At the outset, the Division Bench of Justice Abhay S. Oka & Justice Ujjal Bhuyan observed, “The moment the Bench directed that the case was released and it should be heard afresh, the propriety required that the Bench should not have passed any order on merits, as the roster of the writ petition was with another Bench on that day.”

 

The Bench was completely surprised with the fact that that after releasing the case, when admittedly there was no prayer made by the first respondent for grant of bail, the Bench granted bail for releasing the first respondent. Even during the pendency of writ petition, bail was not granted to the first respondent though a prayer for interim relief of grant of bail was made in the petition.

 

“Even if such a prayer would have been made on 26.06.2023, the Bench could not have heard the prayer for bail. Only the roster Bench could have heard the same. On that day, the advocate for the first respondent admittedly did apply for bail. Therefore, the appellants were not heard on the prayer for bail. Moreover, bail was granted in an offence under the PMLA without recording any reasons. Bail cannot be granted in such a case only to “strike a balance”, the Bench said.

 

The Bench was of the firm opinion that the impugned order to the extent to which bail was granted to the first respondent would have to be quashed and set aside. “These are all matters of propriety. Roster notified by the Chief Justice is not an empty formality. All Judges are bound by the same. On 26.06.2023, after releasing the case which was heard two months back, the Bench has proceeded to grant bail without anyone praying for grant of bail.

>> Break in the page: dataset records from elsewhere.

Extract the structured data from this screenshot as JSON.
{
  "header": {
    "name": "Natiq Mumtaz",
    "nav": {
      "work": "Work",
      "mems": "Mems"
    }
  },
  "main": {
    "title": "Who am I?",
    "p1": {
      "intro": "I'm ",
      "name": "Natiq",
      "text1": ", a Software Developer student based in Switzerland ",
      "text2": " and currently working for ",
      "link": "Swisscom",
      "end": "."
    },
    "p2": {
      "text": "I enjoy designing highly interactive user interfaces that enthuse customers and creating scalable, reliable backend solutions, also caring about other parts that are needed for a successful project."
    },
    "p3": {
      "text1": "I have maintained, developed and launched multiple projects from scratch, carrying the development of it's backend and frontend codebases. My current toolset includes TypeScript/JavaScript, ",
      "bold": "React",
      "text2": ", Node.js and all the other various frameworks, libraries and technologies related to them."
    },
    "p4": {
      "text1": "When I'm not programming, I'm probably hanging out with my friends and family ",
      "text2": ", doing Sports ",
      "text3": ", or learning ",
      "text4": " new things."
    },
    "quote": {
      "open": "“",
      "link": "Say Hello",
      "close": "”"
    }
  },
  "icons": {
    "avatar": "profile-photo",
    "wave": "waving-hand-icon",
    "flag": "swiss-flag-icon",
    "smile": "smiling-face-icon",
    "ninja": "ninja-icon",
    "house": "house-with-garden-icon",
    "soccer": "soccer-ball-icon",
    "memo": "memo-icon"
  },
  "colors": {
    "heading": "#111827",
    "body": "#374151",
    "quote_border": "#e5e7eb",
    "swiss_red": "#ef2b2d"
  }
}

No Bench can hear a case, unless as per the prevailing roster, the particular case is assigned to the Bench or that the case is specially assigned to the Bench by the Chief Justice. Therefore, we set aside that part of the impugned order by which bail was granted”, the Top Court held.

 

The Bench permitted the first respondent to move the roster Bench by filing an application for interim relief/grant of bail. “Such application shall be entertained by the High Court, only after the first respondent surrenders. We grant time of two weeks to the first respondent to surrender”, it stated while also clarifying that the Bench was not setting aside the order granting bail on merits. The said aspect shall be considered by the High Court while dealing with the application, which may be filed by the first respondent, the Apex Court added.